Sarebbe un grosso abbaglio il pensiero di  circoscrivere gli scribi e i farisei al solo ambiente  storico di Gesù Cristo; essi sono le figure  emblematiche di quella ricorrente categoria di  uomini che, con le migliori intenzioni, si sentono  chiamati ad addomesticare l’impeto di una parola  viva affidata agli uomini. Bisogna imparare a  guardarsi dagli scribi e dai farisei, le cui parole non  sono la traduzione della Parola vissuta, ma giochi  di parole morte.
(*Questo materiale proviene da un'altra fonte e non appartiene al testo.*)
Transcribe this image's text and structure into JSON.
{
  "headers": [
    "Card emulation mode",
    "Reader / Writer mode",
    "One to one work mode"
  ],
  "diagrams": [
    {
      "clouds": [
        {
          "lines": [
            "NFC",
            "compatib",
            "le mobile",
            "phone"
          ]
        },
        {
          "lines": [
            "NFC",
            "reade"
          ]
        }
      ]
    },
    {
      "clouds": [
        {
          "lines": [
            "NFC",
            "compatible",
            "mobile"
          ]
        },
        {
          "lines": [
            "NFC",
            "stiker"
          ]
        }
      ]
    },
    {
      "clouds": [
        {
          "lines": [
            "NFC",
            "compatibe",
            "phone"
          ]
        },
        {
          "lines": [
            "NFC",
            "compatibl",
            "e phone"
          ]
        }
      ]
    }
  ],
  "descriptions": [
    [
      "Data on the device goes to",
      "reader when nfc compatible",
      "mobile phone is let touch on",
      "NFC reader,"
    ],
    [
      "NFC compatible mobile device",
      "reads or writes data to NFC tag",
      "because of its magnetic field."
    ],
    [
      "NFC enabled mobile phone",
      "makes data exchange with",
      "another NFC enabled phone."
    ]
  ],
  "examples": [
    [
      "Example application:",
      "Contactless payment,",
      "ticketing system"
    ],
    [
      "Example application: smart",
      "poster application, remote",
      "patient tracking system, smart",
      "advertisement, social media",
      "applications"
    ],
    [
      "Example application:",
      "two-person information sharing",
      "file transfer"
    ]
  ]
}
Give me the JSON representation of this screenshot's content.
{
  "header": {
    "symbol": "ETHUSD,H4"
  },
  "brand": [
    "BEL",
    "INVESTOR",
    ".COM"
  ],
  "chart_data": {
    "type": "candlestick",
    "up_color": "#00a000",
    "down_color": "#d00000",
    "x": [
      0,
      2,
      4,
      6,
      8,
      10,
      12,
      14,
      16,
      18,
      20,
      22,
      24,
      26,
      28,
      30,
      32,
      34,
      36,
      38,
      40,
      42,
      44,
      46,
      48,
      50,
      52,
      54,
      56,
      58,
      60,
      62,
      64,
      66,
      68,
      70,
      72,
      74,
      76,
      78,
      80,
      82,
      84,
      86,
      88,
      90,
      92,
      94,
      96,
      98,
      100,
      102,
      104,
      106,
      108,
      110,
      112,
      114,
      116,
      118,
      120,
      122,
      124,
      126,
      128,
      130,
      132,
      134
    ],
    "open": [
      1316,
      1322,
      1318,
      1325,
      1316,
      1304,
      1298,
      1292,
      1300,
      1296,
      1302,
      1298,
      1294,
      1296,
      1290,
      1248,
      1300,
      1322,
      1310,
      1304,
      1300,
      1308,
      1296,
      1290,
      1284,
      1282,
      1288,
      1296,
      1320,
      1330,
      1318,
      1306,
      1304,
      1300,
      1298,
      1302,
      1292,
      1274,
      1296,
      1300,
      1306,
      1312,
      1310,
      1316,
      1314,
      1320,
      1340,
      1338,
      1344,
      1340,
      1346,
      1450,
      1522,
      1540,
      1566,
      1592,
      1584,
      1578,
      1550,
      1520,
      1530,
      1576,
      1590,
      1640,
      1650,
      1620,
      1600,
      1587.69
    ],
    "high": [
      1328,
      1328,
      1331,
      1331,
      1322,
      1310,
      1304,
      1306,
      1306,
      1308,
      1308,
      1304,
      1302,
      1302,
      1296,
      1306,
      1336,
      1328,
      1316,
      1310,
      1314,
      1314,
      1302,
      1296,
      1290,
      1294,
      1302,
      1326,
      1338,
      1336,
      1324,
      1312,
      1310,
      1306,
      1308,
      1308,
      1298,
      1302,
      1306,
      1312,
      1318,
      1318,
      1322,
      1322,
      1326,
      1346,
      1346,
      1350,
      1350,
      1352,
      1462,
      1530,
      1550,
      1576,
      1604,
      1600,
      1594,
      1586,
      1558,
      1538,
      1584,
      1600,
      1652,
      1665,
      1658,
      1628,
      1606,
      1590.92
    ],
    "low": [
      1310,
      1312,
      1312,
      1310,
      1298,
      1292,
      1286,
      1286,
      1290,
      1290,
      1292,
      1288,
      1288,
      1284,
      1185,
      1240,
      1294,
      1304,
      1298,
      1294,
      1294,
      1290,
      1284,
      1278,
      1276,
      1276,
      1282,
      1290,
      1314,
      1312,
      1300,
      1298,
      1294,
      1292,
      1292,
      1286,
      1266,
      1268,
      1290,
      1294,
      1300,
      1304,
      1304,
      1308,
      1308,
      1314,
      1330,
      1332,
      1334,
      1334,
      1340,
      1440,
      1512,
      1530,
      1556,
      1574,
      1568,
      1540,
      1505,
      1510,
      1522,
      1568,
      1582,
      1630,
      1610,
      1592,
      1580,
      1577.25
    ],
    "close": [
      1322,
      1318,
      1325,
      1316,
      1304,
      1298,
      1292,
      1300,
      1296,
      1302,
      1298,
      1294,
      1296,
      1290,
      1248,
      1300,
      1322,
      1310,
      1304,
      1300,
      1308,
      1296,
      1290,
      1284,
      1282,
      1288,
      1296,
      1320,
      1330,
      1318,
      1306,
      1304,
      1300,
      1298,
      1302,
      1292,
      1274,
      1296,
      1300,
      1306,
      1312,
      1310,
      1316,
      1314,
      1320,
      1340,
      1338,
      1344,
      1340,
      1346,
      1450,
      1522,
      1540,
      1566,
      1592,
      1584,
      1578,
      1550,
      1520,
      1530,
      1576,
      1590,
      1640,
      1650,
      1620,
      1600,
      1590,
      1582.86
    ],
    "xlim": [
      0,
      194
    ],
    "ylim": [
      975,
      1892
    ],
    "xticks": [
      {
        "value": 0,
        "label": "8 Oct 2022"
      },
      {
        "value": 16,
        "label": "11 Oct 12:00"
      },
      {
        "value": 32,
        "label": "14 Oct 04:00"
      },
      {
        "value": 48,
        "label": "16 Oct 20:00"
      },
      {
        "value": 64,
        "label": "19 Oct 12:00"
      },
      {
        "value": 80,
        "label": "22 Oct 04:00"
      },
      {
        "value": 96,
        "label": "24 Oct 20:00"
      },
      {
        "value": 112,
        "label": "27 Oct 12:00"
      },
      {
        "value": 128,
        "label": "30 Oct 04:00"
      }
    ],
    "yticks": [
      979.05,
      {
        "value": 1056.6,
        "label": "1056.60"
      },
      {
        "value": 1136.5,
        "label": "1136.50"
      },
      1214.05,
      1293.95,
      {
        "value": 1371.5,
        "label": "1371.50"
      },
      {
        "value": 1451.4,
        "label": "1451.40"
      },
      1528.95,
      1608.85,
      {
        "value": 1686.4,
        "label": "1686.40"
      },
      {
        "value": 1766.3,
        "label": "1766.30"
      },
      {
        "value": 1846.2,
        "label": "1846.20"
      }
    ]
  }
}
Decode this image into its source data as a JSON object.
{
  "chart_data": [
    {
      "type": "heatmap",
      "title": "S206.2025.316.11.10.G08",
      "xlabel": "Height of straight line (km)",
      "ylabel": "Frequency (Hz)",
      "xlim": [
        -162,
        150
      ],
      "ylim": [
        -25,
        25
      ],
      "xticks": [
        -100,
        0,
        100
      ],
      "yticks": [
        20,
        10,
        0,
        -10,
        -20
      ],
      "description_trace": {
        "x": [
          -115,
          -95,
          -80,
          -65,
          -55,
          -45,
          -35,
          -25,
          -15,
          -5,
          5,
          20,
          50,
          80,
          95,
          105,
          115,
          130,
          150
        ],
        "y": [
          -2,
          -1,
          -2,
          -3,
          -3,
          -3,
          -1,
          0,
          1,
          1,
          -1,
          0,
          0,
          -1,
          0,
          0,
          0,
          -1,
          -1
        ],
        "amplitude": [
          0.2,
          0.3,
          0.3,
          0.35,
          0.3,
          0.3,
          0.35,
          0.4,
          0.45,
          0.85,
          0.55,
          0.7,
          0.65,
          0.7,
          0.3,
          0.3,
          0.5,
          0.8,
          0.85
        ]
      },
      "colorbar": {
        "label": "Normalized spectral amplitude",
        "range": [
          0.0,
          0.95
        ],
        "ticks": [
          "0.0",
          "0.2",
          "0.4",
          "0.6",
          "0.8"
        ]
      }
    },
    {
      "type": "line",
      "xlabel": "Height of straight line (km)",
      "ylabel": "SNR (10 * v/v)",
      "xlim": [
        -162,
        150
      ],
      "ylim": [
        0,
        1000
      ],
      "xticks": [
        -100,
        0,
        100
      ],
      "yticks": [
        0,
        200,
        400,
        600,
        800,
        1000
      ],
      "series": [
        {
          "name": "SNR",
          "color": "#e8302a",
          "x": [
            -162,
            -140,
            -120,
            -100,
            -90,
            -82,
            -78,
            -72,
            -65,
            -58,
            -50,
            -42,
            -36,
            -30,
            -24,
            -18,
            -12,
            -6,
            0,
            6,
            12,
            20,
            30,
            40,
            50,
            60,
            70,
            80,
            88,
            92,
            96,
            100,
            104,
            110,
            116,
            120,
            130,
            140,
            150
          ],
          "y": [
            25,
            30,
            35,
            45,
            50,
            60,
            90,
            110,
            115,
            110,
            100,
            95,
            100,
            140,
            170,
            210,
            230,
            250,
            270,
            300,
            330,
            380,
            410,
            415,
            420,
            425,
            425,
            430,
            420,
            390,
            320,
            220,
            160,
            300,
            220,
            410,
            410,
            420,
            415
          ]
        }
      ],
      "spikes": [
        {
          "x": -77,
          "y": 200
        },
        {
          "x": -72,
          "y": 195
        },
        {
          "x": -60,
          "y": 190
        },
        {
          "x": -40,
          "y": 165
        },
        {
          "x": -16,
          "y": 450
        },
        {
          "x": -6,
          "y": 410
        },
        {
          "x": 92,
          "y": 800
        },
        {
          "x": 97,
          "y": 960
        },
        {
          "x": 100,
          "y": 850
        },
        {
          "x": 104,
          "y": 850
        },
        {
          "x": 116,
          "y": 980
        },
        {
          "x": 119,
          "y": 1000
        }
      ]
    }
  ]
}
Non tutti quelli che parlano dello  Spirito sono spirituali; non tutti quelli che parlano  della Parola incarnata la incarnano. 

Due sono le forme mentali per avvicinare il  mistero divino: la sapienza del saggio e la  semplicità e l’umiltà del fanciullo; al saggio è  richiesto di non dire una parola in più di ciò che ha  sperimentato.  

Gli ebrei avevano la dottrina di Mosè che era  buona, ma seguivano l’interpretazione dei farisei e  degli scribi che non era buona; la tradizione creata  dalla falsa scienza aveva preso il posto della vera  conoscenza. L’astuzia sostituiva l’intelligenza; la  tortuosità del sofisma la chiarezza della legge; il  raggiro prendeva il posto del diritto, tutto condito  poi con l’olio dell’ipocrisia e il vino della  concupiscenza; l’apparenza della virtù e della  giustizia in luogo della virtù e della giustizia; il  pagamento delle decime al posto della cura verso  l’orfano e la vedova. Le abluzioni rituali potevano  sostituire la giustizia non resa; l’offerta al tempio  poteva esimere dall’aver cura dei propri genitori. 

Tutto può essere sovvertito con il sofisma  astuto, con l’abile gioco di una logica apparente,  con la scaltrezza del cavillo sottile; tutto, anche il  Vangelo di Gesù Cristo, la parola dello Spirito, la  Verità di Dio! 

Quando la Parola non viene chiusa dalle trappole accomodanti costruite dalla pigra mente  umana, e scende libera in cuori aperti e vivi,  intraprende un soliloquio con essi, il cui frutto è  l’avvicinamento, senza mediatori, dell’uomo che  vive nel tempo e l’eternità che ne è fuori. La Verità  eterna diventa esperienza e constatazione, e il suo  annuncio è liberazione.